Kudos to two Duane Morris defense lawyers for this pragmatic, new National Law Journal article about industry sponsored research. The entire article should be read. Hopefully you can be enticed to do that by this excerpt from their concluding section:
"To potentially alleviate concerns and criticisms of corporate-funded research, researchers may be required to share data and support the study’s reliability in regulatory and judicial proceedings. Such openness about funding, methodology and results can help curb common criticisms regarding lack of transparency. By increasing access to privately funded data with appropriate safeguards, corporations can improve their standing with the public as well as in courtrooms across the United States.
Corporate-sponsored research has in many instances become an indispensable aid to the advancement of knowledge in the scientific community. The stigmatization of corporate-sponsored research should not dissuade corporations and industries from continuing to invest in research, both inside and outside of the litigation context.

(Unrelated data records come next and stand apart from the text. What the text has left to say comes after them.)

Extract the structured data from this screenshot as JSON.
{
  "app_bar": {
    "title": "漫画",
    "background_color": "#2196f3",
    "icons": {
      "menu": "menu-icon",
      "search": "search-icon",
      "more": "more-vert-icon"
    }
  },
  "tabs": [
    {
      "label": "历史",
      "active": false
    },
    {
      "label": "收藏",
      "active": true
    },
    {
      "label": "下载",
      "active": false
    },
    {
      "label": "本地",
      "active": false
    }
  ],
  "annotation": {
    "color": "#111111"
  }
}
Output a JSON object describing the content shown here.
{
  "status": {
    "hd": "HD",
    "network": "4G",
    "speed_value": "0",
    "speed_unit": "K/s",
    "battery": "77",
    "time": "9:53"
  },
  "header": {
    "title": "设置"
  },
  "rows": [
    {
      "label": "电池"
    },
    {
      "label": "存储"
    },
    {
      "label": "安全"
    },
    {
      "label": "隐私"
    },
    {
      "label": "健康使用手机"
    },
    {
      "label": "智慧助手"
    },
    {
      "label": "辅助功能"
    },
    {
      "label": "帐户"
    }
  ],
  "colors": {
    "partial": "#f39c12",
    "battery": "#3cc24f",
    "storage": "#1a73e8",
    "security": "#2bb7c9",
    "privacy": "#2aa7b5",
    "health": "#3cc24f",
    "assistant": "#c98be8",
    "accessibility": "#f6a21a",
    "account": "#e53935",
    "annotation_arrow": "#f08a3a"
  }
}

Corporate litigants should consider taking on courts and opposing parties directly and challenging the judicial system to evaluate the merits of the studies under the standards set forth by the Supreme Court in Daubert and its progeny — regardless of the financial backing.
Kenneth M. Argentieri is the co-chairman of the products liability group at Duane Morris and is based in the firm’s Pittsburgh office. Gerald J. Schirato Jr. is a litigation associate in that office."

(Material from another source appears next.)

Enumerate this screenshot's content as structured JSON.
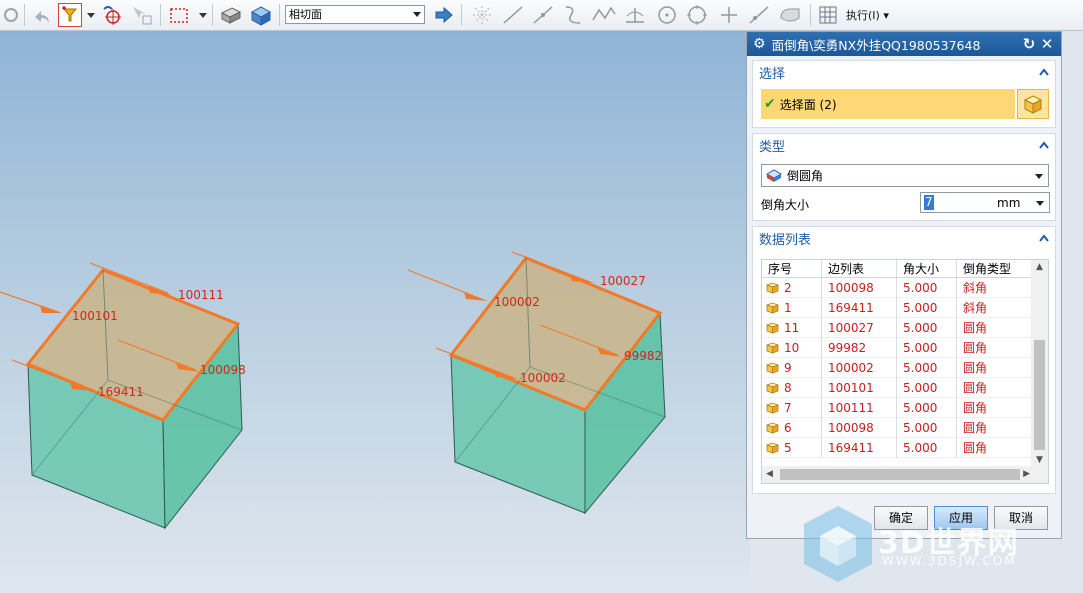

Sponsored research is a topic many times covered on this blog, with an emphasis on the need for disclosure and transparency – click on the "sponsored research" topic (to the right) to see the collection. Some of the posts collect scientific articles on the subject.
Transparency is indeed crucial. Transparency builds trust, and today, trust is a waning asset for much of corporate America, as well as government. Over the next few years, it will be interesting to see how many such entities will follow the Duane Morris advice to share research data and disclose all payments.